You seem to put some thought into the titles of your artwork. They sometimes make the audience reevaluate the meaning of the images we're looking at.

"There is definitely a sub-context that runs through the titles, in addition to the pieces themselves. I don't title them until they're done. Usually, what I'll do is come up with a list of things that I'm working with, and the titles kind of find me from that list. I also tend to poke fun at myself, subtly, in a lot of the titles, because I don't take myself too terribly seriously. Although, sometimes you might think I do...


"That's kind of a reference to 'First World Problems.' All this stuff [in VECTOR] is kind of high-tech, and information overload, and made with expensive technology. But ultimately, I'm privileged to get to work with things like that. You can't take that for granted."


You've exhibited worldwide. Why do you continue to live and work here? 

"For everything that I don't like about it here, there are a lot of things that I do like. I have a lot of family here. I grew up here. It's home. Also, the nature here is fascinating. You can be in a desert [but] drive an hour and a half, and you're in the forest, at 8,000 feet. It's totally different. Or in four hours, you can be in Mexico. Or in six hours, you can be in Los Angeles or Colorado.

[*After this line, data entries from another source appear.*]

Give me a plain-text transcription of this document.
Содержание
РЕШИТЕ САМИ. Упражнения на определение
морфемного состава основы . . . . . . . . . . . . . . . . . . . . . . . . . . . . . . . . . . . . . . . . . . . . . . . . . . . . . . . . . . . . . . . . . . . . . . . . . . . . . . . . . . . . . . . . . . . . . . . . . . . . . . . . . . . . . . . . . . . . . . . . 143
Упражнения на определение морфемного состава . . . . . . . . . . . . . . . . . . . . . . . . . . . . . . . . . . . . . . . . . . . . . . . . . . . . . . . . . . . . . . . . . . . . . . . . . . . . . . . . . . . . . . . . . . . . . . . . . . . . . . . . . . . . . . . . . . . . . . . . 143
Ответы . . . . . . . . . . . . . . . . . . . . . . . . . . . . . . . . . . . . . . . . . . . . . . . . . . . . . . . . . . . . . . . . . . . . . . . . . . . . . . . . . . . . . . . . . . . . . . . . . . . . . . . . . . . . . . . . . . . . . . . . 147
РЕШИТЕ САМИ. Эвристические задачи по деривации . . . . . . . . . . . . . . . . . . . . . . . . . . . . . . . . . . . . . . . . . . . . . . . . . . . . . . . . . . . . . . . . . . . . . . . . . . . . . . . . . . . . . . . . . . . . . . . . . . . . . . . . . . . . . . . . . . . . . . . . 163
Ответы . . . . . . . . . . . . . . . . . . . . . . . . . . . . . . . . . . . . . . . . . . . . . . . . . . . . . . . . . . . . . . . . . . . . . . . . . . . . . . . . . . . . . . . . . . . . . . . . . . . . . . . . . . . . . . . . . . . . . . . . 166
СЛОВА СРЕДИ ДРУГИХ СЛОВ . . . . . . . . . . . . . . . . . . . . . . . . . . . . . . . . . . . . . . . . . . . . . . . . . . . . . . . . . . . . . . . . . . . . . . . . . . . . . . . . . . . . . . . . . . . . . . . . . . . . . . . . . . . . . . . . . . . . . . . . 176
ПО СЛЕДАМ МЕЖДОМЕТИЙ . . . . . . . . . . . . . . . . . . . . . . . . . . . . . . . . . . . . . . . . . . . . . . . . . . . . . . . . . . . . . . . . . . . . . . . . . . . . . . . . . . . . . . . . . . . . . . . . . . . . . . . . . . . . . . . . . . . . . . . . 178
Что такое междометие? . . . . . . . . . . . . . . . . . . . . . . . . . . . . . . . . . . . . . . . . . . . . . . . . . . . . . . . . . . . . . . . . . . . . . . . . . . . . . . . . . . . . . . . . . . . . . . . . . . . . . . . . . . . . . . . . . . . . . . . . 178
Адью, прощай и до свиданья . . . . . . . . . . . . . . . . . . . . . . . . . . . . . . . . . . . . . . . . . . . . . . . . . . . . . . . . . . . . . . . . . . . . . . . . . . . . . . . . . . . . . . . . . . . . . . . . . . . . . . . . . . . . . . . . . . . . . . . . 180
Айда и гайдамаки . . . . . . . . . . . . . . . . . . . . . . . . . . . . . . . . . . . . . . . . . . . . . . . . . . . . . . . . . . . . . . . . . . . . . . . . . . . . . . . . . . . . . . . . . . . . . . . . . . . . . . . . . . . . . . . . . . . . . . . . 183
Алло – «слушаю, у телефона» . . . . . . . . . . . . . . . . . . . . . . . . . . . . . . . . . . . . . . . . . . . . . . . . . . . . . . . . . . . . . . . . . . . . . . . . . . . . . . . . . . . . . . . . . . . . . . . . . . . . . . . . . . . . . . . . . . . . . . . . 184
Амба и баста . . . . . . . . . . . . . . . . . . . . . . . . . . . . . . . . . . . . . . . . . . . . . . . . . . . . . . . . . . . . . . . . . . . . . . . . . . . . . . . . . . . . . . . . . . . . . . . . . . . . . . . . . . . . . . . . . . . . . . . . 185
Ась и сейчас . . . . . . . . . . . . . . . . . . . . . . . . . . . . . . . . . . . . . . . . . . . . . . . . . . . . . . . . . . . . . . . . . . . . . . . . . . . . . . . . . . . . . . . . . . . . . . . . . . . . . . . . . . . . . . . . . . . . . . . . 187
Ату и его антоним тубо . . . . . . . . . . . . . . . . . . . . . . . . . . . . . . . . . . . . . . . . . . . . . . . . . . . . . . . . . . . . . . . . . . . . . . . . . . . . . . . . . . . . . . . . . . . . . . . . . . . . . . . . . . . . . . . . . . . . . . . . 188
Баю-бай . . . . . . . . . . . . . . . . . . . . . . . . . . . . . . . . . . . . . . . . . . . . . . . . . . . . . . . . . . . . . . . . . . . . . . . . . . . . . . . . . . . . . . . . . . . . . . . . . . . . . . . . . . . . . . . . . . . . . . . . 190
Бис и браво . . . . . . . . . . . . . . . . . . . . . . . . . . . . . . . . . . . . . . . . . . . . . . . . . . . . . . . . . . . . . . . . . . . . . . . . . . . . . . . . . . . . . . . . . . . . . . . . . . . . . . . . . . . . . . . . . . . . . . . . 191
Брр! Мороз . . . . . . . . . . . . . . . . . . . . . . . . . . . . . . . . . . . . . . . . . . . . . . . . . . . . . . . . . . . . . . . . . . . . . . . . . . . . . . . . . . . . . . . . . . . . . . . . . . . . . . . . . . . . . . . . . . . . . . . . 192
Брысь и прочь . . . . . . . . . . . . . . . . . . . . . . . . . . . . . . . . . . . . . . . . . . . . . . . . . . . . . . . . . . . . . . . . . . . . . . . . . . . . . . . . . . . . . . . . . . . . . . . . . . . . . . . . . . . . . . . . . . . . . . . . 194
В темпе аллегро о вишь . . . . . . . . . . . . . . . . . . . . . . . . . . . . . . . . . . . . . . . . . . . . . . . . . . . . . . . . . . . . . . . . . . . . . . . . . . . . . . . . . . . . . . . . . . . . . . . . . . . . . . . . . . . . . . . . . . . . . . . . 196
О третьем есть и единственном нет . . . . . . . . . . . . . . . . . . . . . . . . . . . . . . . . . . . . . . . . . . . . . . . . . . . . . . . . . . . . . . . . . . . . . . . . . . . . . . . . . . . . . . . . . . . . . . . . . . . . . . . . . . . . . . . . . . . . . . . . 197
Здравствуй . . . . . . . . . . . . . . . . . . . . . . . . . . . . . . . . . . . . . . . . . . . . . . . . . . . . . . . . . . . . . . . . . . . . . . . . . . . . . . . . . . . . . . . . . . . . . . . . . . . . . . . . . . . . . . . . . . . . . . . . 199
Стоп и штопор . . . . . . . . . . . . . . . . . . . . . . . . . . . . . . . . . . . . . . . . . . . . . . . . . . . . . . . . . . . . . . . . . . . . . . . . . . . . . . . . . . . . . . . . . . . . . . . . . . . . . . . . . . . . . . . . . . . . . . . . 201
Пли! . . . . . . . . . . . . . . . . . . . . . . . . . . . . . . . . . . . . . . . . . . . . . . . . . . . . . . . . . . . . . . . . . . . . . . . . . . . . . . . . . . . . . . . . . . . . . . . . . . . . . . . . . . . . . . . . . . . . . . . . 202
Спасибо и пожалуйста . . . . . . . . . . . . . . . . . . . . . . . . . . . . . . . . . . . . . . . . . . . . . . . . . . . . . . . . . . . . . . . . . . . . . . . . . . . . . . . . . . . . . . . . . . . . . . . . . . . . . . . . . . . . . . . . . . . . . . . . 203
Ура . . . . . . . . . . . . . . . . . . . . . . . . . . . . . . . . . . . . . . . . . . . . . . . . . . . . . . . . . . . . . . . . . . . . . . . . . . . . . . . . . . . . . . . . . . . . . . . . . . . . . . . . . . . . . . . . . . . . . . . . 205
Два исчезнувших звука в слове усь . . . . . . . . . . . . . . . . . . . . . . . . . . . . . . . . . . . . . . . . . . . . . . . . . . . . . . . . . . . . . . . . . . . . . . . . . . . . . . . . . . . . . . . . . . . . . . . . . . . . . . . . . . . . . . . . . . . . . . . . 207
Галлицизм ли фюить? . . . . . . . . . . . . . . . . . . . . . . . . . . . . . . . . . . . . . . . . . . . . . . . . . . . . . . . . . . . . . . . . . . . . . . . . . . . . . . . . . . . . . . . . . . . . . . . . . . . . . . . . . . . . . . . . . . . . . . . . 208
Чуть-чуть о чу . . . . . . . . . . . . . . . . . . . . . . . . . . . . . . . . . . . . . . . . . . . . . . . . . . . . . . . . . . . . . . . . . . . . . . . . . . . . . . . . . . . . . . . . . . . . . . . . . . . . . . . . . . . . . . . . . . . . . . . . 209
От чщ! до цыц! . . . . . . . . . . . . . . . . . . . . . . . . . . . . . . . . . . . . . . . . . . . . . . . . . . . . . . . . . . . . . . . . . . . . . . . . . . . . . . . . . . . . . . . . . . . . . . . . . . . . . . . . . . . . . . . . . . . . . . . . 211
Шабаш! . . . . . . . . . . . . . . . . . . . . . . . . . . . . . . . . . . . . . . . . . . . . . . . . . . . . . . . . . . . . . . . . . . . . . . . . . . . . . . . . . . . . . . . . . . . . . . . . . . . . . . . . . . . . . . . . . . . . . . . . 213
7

"[Phoenix] is also the Wild West. You have to find your own fun here. You have to make your own inspiration. There's a lot of interesting stuff going on, but I think, for somebody like me, drawing inspiration from the places that I do, you really have to search for it. You have to make it yourself. And I think that's influenced my work. I was primarily self-taught, so I've had a lot of time to go down my own path, so to speak.

"I don't think Phoenix is where I'm going to end up, but it's definitely been very good to me. And year-round road biking isn't bad."

This last question is an important one ... Hologram Tupac: Yay or Nay?

"You know, I was actually thinking about this, and it reminds me a lot of William Gibson's Idoru, the fake pop musician. Although Tupac was certainly not fake, that kind of seems like where it's headed.

"I can't really say 'yay' or 'nay.' Both? [laughs] I think it's really cool that, technologically, we're able to do that. But also, I don't think it's cool to be playing with dead people. Would he have wanted it that way? I don't know, I'm not into rap music, but if somebody did that to me, I wouldn't be too happy about it."

[...]

"It's interesting that we're in a place where our society can view things like that. I have a lot of friends who are painters--incredibly talented painters and sculptors -- but I feel that it's almost my duty to be working with computers and digital imagery and all that. That is what I grew up with; that's what I understand. In an age where you have dead, holographic pop stars playing for millions of people, it doesn't make a lot of sense to still be painting, for me. I understand the escapism, the rejection of all this technology, but I also understand the embracing of it. If you really want to understand it and wrap your head around it, you just have to dive right in."

NT: Maybe the process of painting makes more sense to some people than computers do.

"Definitely. It's all dependent on you. I actually get a lot of inspiration from painters, more than from other photographers. They construct things, and I construct things, too. I feel like we're in the same boat. I don't really feel the same with a lot of photographers.
Photography is primarily working with reality, and while I'm doing that, I'm kind of taking it so much further. It becomes some undefined place."